Technically the legislature is in recess until April 27, when lawmakers will return to the Capitol to adjourn sine die. Then the 2011 session will be officially over and the legislature cannot reconvene unless the governor calls a special session.


If there is no special session the legislature will next convene in February of 2012 for a fiscal session. The agenda for the fiscal session will have mostly budget bills to fund the operations of state agencies. During last year's fiscal session the legislature considered only two bills that were not appropriations.


During the 2011 regular session the legislature enacted 1,241 new laws. The first bill to become law this year was for the expenses of the Arkansas Senate. The final bill enacted creates new boundaries for the four Congressional districts in Arkansas.


Several hundred of the new acts are appropriations that authorize spending by public schools, colleges, universities, state agencies, regulatory boards and commissions. There are various types of appropriations - some authorize a single expenditure for a capital project, some provide a one-time grant and some pay for ongoing expenses.

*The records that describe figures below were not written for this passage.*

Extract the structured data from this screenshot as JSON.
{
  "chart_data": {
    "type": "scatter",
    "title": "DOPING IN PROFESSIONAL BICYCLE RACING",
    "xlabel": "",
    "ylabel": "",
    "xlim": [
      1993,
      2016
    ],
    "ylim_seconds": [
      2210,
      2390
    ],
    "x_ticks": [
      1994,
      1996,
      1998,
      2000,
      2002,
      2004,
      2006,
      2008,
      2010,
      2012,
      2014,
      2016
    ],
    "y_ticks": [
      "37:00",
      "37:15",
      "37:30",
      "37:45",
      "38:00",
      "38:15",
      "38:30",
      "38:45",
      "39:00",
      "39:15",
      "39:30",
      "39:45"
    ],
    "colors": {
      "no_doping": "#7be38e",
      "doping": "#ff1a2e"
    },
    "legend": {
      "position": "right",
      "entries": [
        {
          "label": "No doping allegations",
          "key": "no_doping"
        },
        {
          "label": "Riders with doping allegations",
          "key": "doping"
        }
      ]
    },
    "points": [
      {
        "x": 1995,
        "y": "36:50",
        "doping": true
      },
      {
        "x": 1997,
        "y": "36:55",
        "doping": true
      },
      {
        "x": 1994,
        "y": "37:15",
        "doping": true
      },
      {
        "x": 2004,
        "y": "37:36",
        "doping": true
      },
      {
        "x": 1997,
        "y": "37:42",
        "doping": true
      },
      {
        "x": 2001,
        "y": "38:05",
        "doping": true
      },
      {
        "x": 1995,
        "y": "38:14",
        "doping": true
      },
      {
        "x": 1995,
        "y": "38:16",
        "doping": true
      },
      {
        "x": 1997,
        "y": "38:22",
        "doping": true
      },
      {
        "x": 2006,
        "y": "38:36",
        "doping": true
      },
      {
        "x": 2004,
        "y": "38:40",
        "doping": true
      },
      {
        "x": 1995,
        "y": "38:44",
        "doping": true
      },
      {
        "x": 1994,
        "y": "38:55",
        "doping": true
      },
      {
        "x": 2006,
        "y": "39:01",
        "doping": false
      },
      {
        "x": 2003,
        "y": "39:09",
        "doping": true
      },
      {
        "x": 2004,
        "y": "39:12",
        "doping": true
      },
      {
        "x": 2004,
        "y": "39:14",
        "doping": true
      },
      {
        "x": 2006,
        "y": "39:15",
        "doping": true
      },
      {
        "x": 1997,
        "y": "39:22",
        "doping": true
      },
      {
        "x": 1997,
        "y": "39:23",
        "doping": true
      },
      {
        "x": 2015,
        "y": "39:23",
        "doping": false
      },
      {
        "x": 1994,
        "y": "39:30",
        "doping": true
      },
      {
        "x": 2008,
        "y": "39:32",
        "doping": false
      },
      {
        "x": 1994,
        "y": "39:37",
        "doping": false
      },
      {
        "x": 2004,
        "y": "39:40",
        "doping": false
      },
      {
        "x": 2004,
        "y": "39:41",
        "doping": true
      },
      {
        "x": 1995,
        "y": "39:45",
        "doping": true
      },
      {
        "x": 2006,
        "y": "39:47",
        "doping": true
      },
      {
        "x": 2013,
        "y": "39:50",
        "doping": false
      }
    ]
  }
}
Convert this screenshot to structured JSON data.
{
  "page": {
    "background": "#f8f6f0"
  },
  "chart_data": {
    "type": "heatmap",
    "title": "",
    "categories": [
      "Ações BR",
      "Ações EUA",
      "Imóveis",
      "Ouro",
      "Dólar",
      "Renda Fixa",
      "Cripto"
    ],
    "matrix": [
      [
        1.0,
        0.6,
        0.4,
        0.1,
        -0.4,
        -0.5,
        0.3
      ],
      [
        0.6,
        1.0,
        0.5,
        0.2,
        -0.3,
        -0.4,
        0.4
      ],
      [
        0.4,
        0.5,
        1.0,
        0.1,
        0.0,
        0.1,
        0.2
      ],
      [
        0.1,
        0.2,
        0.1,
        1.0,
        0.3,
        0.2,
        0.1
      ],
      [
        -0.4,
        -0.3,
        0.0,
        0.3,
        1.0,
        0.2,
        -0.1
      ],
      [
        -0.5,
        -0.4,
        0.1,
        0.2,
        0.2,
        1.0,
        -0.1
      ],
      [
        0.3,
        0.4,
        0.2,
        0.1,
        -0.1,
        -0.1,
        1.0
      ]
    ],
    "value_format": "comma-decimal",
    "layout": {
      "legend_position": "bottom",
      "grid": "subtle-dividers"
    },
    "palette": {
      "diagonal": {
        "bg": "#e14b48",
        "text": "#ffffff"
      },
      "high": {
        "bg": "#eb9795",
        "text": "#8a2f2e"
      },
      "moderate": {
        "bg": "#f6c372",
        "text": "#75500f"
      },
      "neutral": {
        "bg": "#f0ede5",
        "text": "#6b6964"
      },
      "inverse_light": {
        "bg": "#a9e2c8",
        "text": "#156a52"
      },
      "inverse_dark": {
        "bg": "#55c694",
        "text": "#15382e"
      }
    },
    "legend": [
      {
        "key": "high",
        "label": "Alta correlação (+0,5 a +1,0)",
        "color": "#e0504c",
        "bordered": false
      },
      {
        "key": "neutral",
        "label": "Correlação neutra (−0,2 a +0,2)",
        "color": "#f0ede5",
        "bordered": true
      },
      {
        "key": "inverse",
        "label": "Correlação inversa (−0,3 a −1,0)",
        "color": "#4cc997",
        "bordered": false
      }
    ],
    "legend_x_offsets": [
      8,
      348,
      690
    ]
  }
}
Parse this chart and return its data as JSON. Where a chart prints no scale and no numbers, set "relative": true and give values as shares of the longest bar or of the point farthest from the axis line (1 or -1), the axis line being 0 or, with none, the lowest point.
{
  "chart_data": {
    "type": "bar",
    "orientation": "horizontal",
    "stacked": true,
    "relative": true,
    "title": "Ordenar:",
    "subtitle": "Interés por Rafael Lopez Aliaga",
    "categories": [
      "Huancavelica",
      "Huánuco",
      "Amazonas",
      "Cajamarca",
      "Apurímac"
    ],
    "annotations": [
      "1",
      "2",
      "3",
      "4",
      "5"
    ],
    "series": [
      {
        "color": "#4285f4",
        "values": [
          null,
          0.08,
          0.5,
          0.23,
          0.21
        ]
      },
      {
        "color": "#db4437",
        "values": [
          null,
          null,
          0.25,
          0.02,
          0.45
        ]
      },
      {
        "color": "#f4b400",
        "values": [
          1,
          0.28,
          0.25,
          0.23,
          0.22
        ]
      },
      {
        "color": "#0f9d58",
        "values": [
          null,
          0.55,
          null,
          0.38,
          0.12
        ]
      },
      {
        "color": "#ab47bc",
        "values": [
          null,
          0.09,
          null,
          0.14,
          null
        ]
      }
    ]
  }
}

About 225 appropriations authorize spending for state agency expenses, such as salaries, utility bills and supplies.


The largest single account over which the legislature has full authority is the General Revenue Fund of almost $4.6 billion a year. It will pay for public education and state agency budgets for the fiscal year that begins July 1.


Public education from kindergarten through grade 12 will get an additional $56 million next year, bringing the total of state aid to local schools to about $1.94 billion.


State prisons, parole and probation, halfway houses, drug courts and work release will get an increase too. The Correction Department will get $6.4 million in additional funding. Its operating budget will be $297 million. The Department of Community Correction will get $4 million more and its budget will be $70 million.


The Correction departments will get state dollars for buildings, drug abuse treatment, training and education of inmates. In addition to tax revenue they generate income from prison farms and prison industries.


State funding of human services and higher education will be slightly higher, but any funding increases will be virtually flat after accounting for greater expenses that will be incurred next year.


State employees will not get a cost-of-living raise next year. Appropriating tax dollars, "the power of the purse strings," is the responsibility of the legislature under the Constitution. Legislative committees will meet on a regular basis in the interim until next year's fiscal session, and the specific duty of many of those committees is to monitor executive branch agencies to make sure that they spend tax dollars as directed by their appropriations.


Now that the session is over, these committees and subcommittees will continue to keep an eye on state government spending: Legislative Council, Joint Performance Review (JPR), Performance Evaluation and Expenditure Review (PEER), Legislative Audit, Rules and Regulations, Personnel and Review.